Tra il 6 e il 12 gennaio di quest’anno, e quindi prima della riunione del board che decretato l’incremento di mezzo punto dei tassi, la Bce ha condotto il tradizionale sondaggio sui previsori. Questi, in estrema sintesi, hanno rilevato che la situazione complessiva mostra segnali incoraggianti. In particolare “la situazione energetica sta migliorando grazie a riserve di gas adeguate, una diminuzione dei prezzi, diversificazione dei fornitori e clima più caldo del normale”. Allo stesso tempo, però, questi sviluppi sono “controbilanciati dall’inflazione persistente e dal continuo trasferimento dei prezzi dell’energia ai consumatori, che danneggerà i redditi reali, e dall’aumento dei costi di finanziamento, a causa di aumenti dei tassi superiori alle attese“.
Quest’ultimo passaggio, dunque, accende i riflettori sulle decisioni che vengono prese dalla presidente Christine Lagarde e dai suoi esperti. Non si critica la scelta di mettere mano ai tassi, ma si nota comunque come gli addetti ai lavori, esterni alla Bce, notino scelte non preventivate su cui non si può fare a meno di interrogarsi. Perché il sondaggio per il primo trimestre dell’anno considera crescita e “inflazione, esclusi energia e generali alimentari”. Tanto è vero che previsioni, in termini di cifre, per queste voci, non ci sono. Ma le considerazioni in materia non possono mancare.
In generale “le aspettative per l’inflazione combinata di energia e cibo sono “al ribasso per il 2023 ma al rialzo per il 2024″. Una lettura che si spiega con l’intervento della politica. “Un certo numero di intervistati ha menzionato l’impatto delle misure governative sui prezzi dell’energia nel 2023 che potrebbero allentarsi, e quindi implicare una pressione al rialzo nel 2024”. Non a caso la prospettiva di un’inflazione “persistente” e il “pericolo di un aumento dei prezzi dell’energia, insieme all’incapacità dell’Europa di trovare nuovi fornitori di energia”, rimangono i rischi più citati.

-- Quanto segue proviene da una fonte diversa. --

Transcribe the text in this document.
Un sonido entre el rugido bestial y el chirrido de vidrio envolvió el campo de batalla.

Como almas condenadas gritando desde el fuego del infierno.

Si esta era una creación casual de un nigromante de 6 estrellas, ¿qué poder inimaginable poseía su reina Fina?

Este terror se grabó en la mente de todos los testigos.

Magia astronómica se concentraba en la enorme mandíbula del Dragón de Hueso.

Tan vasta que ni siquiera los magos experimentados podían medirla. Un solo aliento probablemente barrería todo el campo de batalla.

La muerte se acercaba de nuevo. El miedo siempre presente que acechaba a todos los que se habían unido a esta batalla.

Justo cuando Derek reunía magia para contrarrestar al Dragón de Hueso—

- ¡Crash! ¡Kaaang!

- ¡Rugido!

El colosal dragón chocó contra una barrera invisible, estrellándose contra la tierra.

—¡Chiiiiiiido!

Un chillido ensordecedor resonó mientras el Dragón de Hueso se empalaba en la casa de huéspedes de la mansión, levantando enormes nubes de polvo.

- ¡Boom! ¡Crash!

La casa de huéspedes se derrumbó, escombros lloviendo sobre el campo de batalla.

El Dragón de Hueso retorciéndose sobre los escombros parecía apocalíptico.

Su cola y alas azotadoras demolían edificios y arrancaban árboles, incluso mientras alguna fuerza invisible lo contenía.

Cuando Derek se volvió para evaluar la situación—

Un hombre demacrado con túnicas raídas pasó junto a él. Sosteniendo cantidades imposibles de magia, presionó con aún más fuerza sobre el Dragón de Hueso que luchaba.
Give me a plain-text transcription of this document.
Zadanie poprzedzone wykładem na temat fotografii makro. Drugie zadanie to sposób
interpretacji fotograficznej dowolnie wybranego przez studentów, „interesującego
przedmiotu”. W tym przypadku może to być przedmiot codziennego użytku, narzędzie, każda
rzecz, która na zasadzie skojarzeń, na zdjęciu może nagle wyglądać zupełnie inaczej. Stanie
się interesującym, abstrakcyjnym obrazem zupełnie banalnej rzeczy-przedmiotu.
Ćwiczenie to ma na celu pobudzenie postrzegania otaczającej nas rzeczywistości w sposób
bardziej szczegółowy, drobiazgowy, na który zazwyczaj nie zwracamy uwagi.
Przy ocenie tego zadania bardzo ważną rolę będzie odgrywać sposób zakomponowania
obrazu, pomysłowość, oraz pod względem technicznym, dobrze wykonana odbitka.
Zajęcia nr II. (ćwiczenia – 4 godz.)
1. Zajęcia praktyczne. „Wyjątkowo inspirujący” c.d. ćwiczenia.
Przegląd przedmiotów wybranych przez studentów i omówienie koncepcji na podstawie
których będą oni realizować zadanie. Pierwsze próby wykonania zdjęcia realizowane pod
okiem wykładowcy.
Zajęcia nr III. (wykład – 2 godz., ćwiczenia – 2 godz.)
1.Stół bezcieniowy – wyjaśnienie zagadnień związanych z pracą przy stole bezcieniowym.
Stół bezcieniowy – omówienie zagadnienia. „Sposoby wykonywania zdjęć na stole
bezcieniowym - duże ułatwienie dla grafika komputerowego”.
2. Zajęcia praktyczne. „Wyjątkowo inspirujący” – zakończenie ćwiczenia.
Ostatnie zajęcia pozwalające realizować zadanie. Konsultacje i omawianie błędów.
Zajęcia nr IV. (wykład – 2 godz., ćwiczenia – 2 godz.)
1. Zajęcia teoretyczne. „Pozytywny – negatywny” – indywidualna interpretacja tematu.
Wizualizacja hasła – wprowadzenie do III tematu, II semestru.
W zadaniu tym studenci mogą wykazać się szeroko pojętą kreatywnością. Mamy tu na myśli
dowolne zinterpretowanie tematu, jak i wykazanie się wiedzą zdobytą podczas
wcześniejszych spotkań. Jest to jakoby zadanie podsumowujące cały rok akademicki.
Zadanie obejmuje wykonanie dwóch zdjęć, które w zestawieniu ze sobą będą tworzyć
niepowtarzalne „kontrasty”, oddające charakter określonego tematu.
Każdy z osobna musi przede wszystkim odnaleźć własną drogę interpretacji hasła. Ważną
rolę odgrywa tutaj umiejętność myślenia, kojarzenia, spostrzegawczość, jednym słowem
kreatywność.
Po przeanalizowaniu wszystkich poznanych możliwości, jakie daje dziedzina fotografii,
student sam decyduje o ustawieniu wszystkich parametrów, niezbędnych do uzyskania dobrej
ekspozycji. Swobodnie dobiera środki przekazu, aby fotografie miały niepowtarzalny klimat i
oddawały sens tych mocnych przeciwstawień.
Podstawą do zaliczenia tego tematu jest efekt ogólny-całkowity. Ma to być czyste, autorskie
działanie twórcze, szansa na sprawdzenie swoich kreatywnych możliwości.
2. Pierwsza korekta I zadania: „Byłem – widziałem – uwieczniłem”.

In questo contesto, al momento incoraggiante ma pur sempre ammantato di incertezze, la Bce gioca al rialzo dei tassi, che grava inevitabilmente su mutui e prestiti. L’Eurotower è stata avvisata per tempo, ma evidentemente a Francoforte hanno prevalso considerazioni di altro tipo. Del resto le stime preliminari di Eurostat per gennaio indicano un’ulteriore riduzione generale dell’inflazione di 0,7 punti percentuali, a quota 8,5 per cento, e possono indurre a ritenere che questo sia il momento per riportare il costo della vita al valore di riferimento della Bce, il 2 per cento.